Revistas ocorrem de vez em quando, mas há sempre um soldado para informar antecipadamente os bandidos, e as operações geralmente não têm sucesso. Sucesso têm as balas perdidas. A verdade é que existem tantos acessos não vigiados que quem quer levar armas ou drogas para dentro da favela jamais será incomodado.

Diz o meu leitor que, no penúltimo sábado, os policiais desconfiaram de um motoqueiro que podia ou não estar transportando muamba. Ele resolveu fazer o que todo mundo faz quando é chamado pela polícia: fugiu. O caveirão desceu com os soldados atirando a esmo. Quando o carro blindado teve de parar na barreira para deslocar o trilho que impede o trânsito, o motoqueiro, inocente ou culpado, conseguiu escapar. Quem não escapou foi uma dona-de-casa, dona Sandra, que abriu a porta da sua moradia (Rua Canitar, 585, em Inhaúma, e estou colocando o endereço com a permissão do leitor) no momento errado e recebeu um tiro de fuzil no peito.

Não, leitor, não saiu nenhuma nota na imprensa, o que reforça a sensação de que ninguém liga para quem mora no morro. Quando acontece um acidente aéreo, temos a oportunidade de ver o descaso para com o ser humano. Este descaso está presente nas favelas do Rio diariamente, onde se produzem cadáveres anônimos que nem entram nas estatísticas oficiais.

Especificamente, a polícia matou dona Sandra. Continuou a perseguir a moto, mas foi parada por uma parede de concreto atrás da qual estavam os bandidos, que revidaram com suas armas. O caveirão, com os vidros da frente estilhaçados, teve de dar marcha à ré, ocasião em que foi obrigado a levar dona Sandra, que sangrava muito, para o hospital. Ela morreu no mesmo dia.

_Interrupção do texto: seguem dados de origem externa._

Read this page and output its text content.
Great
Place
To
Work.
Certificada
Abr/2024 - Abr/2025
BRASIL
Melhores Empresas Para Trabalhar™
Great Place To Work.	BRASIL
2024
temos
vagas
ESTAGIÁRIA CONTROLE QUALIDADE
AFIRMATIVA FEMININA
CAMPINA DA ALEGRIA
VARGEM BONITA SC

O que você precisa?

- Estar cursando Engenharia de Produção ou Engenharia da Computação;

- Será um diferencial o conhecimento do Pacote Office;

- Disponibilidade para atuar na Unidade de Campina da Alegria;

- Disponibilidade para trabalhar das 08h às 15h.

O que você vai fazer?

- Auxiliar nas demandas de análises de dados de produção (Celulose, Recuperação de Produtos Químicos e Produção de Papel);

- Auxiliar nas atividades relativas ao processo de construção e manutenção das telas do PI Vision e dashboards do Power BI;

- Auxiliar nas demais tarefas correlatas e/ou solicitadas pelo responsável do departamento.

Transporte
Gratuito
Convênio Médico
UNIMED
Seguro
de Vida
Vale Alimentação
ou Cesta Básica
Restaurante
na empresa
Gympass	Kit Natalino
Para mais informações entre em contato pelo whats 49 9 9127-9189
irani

O leitor termina sua carta dizendo que não tem nenhuma simpatia por bandidos, mas que vê o soldado da polícia e o soldado do tráfico como peças de um mesmo jogo de xadrez: os chefes de ambos os lados, egos inflados, lutando pelo poder.

Acabei de ler a carta do leitor ### e fiquei com medo de pensar no futuro.

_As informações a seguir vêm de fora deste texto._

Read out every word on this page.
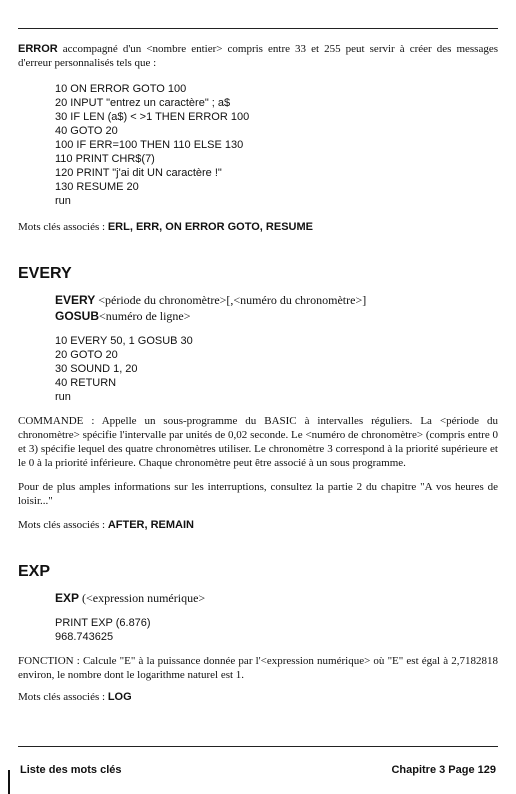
ERROR accompagné d'un <nombre entier> compris entre 33 et 255 peut servir à créer des messages d'erreur personnalisés tels que :

10 ON ERROR GOTO 100
20 INPUT "entrez un caractère" ; a$
30 IF LEN (a$) < >1 THEN ERROR 100
40 GOTO 20
100 IF ERR=100 THEN 110 ELSE 130
110 PRINT CHR$(7)
120 PRINT "j'ai dit UN caractère !"
130 RESUME 20
run

Mots clés associés : ERL, ERR, ON ERROR GOTO, RESUME

EVERY
EVERY <période du chronomètre>[,<numéro du chronomètre>]
GOSUB<numéro de ligne>
10 EVERY 50, 1 GOSUB 30
20 GOTO 20
30 SOUND 1, 20
40 RETURN
run

COMMANDE : Appelle un sous-programme du BASIC à intervalles réguliers. La <période du chronomètre> spécifie l'intervalle par unités de 0,02 seconde. Le <numéro de chronomètre> (compris entre 0 et 3) spécifie lequel des quatre chronomètres utiliser. Le chronomètre 3 correspond à la priorité supérieure et le 0 à la priorité inférieure. Chaque chronomètre peut être associé à un sous programme.

Pour de plus amples informations sur les interruptions, consultez la partie 2 du chapitre "A vos heures de loisir..."

Mots clés associés : AFTER, REMAIN

EXP
EXP (<expression numérique>
PRINT EXP (6.876)
968.743625

FONCTION : Calcule "E" à la puissance donnée par l'<expression numérique> où "E" est égal à 2,7182818 environ, le nombre dont le logarithme naturel est 1.

Mots clés associés : LOG

Liste des mots clés	Chapitre 3 Page 129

Escreva para o Fausto: [email protected]

5 comentários

  1. Rio Grande do Sul chora a morte de seu escritor mais criativo, Fausto Wolff, nem todos sabem, mas ele foi um dos primeiros escritores a conseguir entrevistar no Líbano, o Arafat, em 1981, e escreveu o livro ” Os palestinos”Judeus da 3 Guerra Mundial; entre outros livros temos tambem a ” A mão esquerda” que ganhou o premio Jabuti em 1997, e o meu preferido que deveria ir para as escolas, “Sandra na terra do antes”…realmente tivemos uma grande perda literaria…

  2. Fui ao velório, mas não tive coragem de ir à missa de 7º dia do Fausto,hoje, dia 11/09, porque estou deprimida demais com o falecimento dele. O Fausto deixa uma grande saudade e um enorme vácuo atrás de si. Espero que as pessoas que gostavam dele e apreciavam seus livros, mantenham vivo o seu espírito lúcido e combativo.

  3. Sempre fui muito fã do Fausto Wolff, o Faustão que valia a pena. E tenho aqui livros dele que estou sempre relendo, como "A imprensa livre de Fausto Wolff", "A Mão Esquerda", "Olympia" e outros títulos!